※廉→柔
柔造に許婚がいた話
離れるのは多少なりともわかっていたんや。でも、そないに早くなくともええんやないか…?
柔兄に許婚がいる、と知ったのはお父と柔兄が話しているのをこっそり聞いていたからやった。志摩家の後継ぎとして、しゃあない気もした。

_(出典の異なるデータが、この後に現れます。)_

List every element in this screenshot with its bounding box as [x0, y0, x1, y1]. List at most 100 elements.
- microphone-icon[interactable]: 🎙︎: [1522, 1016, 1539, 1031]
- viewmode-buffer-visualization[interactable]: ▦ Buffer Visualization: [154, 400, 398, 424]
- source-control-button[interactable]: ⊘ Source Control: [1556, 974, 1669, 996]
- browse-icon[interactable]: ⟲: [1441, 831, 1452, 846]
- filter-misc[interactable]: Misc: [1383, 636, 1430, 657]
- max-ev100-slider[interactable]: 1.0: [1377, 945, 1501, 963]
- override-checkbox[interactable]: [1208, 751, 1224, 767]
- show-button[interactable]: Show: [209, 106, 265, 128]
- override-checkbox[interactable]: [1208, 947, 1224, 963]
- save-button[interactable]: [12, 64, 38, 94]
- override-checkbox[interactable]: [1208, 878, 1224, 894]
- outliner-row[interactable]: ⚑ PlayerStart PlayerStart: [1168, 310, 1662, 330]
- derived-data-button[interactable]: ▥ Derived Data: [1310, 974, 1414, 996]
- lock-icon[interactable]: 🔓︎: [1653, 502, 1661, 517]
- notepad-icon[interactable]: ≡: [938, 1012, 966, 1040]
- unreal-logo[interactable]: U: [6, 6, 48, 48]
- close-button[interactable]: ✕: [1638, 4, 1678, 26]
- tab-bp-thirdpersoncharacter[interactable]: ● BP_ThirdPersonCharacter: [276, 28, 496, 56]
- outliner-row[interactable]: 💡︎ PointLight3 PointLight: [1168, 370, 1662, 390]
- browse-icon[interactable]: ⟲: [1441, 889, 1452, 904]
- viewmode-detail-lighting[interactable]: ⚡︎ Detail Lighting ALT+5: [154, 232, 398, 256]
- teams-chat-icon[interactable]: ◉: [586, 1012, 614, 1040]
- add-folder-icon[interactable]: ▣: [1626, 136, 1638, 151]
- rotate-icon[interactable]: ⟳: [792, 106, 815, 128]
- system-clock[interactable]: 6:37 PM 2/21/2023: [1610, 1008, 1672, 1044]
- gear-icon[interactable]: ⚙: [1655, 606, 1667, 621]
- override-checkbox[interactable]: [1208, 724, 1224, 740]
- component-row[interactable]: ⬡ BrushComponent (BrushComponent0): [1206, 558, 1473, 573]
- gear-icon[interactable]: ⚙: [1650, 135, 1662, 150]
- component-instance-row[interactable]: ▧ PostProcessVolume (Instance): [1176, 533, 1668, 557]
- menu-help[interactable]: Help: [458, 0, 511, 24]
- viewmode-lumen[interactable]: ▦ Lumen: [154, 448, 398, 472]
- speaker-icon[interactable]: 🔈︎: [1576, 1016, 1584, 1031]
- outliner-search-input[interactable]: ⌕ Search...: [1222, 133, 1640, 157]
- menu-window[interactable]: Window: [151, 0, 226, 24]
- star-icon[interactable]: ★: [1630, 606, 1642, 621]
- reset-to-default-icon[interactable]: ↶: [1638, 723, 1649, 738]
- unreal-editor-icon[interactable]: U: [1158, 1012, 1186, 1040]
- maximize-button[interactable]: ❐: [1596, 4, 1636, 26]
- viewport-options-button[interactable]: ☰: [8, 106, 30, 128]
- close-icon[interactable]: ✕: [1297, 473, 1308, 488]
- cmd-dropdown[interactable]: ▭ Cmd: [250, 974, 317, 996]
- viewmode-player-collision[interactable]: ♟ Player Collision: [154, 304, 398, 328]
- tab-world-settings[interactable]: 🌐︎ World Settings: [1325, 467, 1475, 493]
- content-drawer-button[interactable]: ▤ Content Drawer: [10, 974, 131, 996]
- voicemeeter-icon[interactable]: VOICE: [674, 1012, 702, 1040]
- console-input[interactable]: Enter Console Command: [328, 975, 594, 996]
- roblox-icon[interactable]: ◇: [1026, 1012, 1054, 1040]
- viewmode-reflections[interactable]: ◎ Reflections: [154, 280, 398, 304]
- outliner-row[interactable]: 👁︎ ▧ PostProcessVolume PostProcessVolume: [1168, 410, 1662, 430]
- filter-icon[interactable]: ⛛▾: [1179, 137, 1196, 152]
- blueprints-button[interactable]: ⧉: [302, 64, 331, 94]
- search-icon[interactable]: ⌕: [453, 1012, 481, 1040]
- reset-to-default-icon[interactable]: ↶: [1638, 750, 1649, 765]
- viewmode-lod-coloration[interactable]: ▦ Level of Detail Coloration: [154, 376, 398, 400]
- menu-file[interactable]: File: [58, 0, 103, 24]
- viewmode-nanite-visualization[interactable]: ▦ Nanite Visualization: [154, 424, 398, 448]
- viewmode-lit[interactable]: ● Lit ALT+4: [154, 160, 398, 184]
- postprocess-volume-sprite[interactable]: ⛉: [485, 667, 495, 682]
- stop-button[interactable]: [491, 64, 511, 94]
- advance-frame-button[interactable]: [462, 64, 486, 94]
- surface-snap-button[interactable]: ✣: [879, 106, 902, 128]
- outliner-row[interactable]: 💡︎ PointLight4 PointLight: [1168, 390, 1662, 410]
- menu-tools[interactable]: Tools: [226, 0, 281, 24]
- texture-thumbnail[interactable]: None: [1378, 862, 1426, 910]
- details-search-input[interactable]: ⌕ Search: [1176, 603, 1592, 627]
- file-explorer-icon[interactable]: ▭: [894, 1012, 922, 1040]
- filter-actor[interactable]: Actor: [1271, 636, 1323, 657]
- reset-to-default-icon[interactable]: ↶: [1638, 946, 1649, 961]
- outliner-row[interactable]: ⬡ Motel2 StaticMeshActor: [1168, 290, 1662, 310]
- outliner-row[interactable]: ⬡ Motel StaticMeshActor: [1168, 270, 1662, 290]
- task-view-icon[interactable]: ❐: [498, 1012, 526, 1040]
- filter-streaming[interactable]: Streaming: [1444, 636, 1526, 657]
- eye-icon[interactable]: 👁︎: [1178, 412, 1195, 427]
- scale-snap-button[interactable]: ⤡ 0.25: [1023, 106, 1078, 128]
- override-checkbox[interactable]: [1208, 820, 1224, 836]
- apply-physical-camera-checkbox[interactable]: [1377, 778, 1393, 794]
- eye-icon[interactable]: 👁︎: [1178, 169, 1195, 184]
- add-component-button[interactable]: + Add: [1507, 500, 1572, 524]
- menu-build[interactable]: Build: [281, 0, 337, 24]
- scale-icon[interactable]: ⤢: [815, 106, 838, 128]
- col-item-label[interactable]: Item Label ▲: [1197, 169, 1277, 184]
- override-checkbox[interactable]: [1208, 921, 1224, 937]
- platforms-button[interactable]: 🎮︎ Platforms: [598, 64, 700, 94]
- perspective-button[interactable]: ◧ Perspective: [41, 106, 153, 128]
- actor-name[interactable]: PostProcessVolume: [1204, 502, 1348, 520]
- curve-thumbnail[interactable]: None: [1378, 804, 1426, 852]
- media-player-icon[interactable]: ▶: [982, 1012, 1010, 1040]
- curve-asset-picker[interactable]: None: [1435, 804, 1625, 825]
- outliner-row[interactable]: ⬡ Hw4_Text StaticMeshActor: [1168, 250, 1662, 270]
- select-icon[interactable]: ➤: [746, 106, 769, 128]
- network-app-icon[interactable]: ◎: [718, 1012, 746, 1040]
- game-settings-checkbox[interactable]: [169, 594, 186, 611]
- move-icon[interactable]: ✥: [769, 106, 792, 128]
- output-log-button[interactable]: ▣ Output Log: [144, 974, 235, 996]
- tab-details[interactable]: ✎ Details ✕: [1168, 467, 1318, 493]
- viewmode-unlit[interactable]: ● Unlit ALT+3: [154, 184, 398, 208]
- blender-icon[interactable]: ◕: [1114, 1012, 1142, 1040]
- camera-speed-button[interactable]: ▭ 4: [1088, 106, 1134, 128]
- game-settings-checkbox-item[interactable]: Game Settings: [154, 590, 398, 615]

やけど、なんかむしゃくしゃして、金兄に八つ当たりしたら返された。
「どうしたんや廉造?」
「柔、兄…、なんもないで」
我慢や、俺は嘘が得意やろ。建前も得意やけど笑顔や。疑われるのは大変やし、笑顔。
「なんもなくないって顔してへんで」
「なんもないんや」
柔兄と話していたら俺のこのむしゃくしゃしていた気持ちがすぅっと無くなっていった。どういうことなんやろか。俺にはまだわからへん。
「廉造、我慢すんなや」
ずい、と顔を近付けてくる柔兄と目が合う。ただただ心配しているようやった。そないに心配かけると、柔兄に迷惑がかかる。
「大丈夫や、気にせんで」
「嘘や」
ぐい、と引っ張られ、俺の顔が柔兄の胸元へと当たる。昔も同じことをされた。
「ったく、金造は廉造虐めんなや、兄貴やろ?」
「廉造うざいんやもん」
「金造!」
金兄にいつもいつも虐められていた俺はいつも柔兄に引っ付いていた。最近はそないなことなくなったけど。そして俺の顔を彼の胸元に引き寄せ、背中にぽんと手をおき、撫でるんや。慰めてるつもりなんやと思う。
そして、今も背中を撫でている。
互いに大きくなった中でも、何一つ変わっていない行動と、少し変わってしまった気持ち。
でも、まだこのままでいたかった。
111106
廉造くんはお兄ちゃんっ子だと思う。(柔兄のみ)
金造は喧嘩するほど仲がいい、みたいな。